Police entered using a ladder
In New York on Tuesday evening (Wednesday around 03:30 Paris time), dozens, if not hundreds, of police entered the campus with the help of an emergency vehicle with a ladder.
Helmeted officers, climbing a ladder, then entered the occupied building through a window.
Dozens of people, some in keffiyeh, were arrested and put into police buses. Outside the campus, crowds chanted “Free Palestine!” “.
“Yesterday’s events on campus left us with no choice,” wrote university president Minouche Shafik. in a letter published is asking the NYPD to step in on the fringes of this private Manhattan business.
Intervention at the University’s request
For two weeks, she and many other university leaders across the country faced protesters, sometimes only a few dozen, who occupied their campuses to oppose Israel’s war in Gaza against Hamas.
In her letter to the NYPD, Minouche Shafik asks law enforcement to “maintain a presence on campus until at least May 17 to maintain order and ensure that no camps are set up.” ยป
On the night from Monday to Tuesday, several dozen protesters barricaded themselves in the Hamilton Hall building. The building was renamed “Hind’s Hall” by the pro-Palestinian group Columbia University Apartheid Divest in honor of a six-year-old girl killed in Gaza. On their Instagram account, the group condemned the “invasion” of the campus.

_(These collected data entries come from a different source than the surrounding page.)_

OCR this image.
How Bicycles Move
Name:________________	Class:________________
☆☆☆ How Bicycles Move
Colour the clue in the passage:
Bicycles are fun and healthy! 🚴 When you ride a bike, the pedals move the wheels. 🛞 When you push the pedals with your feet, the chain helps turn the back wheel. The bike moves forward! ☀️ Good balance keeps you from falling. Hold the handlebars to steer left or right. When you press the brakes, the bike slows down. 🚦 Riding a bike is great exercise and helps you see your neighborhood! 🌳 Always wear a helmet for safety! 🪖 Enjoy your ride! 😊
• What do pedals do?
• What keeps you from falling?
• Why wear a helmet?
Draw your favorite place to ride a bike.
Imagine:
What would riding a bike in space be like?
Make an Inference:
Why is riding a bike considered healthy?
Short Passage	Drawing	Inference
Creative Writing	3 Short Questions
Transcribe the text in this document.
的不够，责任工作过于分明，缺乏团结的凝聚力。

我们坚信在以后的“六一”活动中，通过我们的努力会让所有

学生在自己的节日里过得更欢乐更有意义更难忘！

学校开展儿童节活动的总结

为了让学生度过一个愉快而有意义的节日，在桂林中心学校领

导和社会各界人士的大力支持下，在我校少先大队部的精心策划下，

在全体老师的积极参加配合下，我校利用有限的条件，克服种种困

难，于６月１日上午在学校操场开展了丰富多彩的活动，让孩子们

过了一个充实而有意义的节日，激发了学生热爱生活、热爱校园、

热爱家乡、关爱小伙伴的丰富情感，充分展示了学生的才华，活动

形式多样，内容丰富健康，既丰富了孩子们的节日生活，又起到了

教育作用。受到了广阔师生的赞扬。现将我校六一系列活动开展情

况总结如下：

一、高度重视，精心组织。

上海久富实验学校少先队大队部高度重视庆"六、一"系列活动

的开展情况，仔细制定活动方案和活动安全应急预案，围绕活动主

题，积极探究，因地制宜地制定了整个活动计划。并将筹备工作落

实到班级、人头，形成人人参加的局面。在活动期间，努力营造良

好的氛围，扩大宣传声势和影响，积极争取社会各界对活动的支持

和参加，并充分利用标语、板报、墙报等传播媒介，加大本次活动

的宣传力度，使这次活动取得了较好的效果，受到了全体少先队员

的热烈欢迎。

On Monday, Columbia’s presidency began administratively “suspending” students who refused to leave the charter “village.”
Clashes on the UCLA campus in California
Clashes broke out on the campus of the University of California, Los Angeles (UCLA) between pro-Palestinian protesters who are camping on the institution’s campus and dozens of counter-protesters.
Los Angeles police “immediately responded to a call (from university authorities, ed.) for campus assistance,” a city spokesperson wrote on X.
According to several American media, rocket fire was fired at the tents.
The student movement is shaking up politics
Six months before presidential elections in a polarized country, this student movement has provoked a strong reaction from the political world. Joe Biden “has to do something” against these “paid agitators,” Republican nominee Donald Trump said Tuesday night on Fox News. “We must put an end to the anti-Semitism that plagues our country today,” he added.
“While Columbia University is thrown into chaos, Joe Biden is absent because he is afraid to address this issue,” wrote House Republican leader Mike Johnson on X in the evening. He has long called for the departure of his president, Minouche Shafik.
“Forcibly occupying a university building is the wrong approach” and is not “an example of a peaceful demonstration,” thundered John Kirby, spokesman for Democratic President Joe Biden’s National Security Council, before the police action.
Pro-Palestinian protesters are demanding that their universities cut ties with benefactors or companies linked to Israel. Columbia refuses.
Brown University reaches settlement with protesters
But another elite Northeast campus, Brown University in Providence, Rhode Island, announced a deal with students: canceling the camp in exchange for the university’s October vote on possible “divestment of companies that enable and profit from the genocide in Gaza.”
Across the United States, footage of law enforcement brutalizing campus riots has gone viral around the world. Since last weekend, hundreds of students, teachers and activists from around twenty universities have been arrested, some arrested or detained.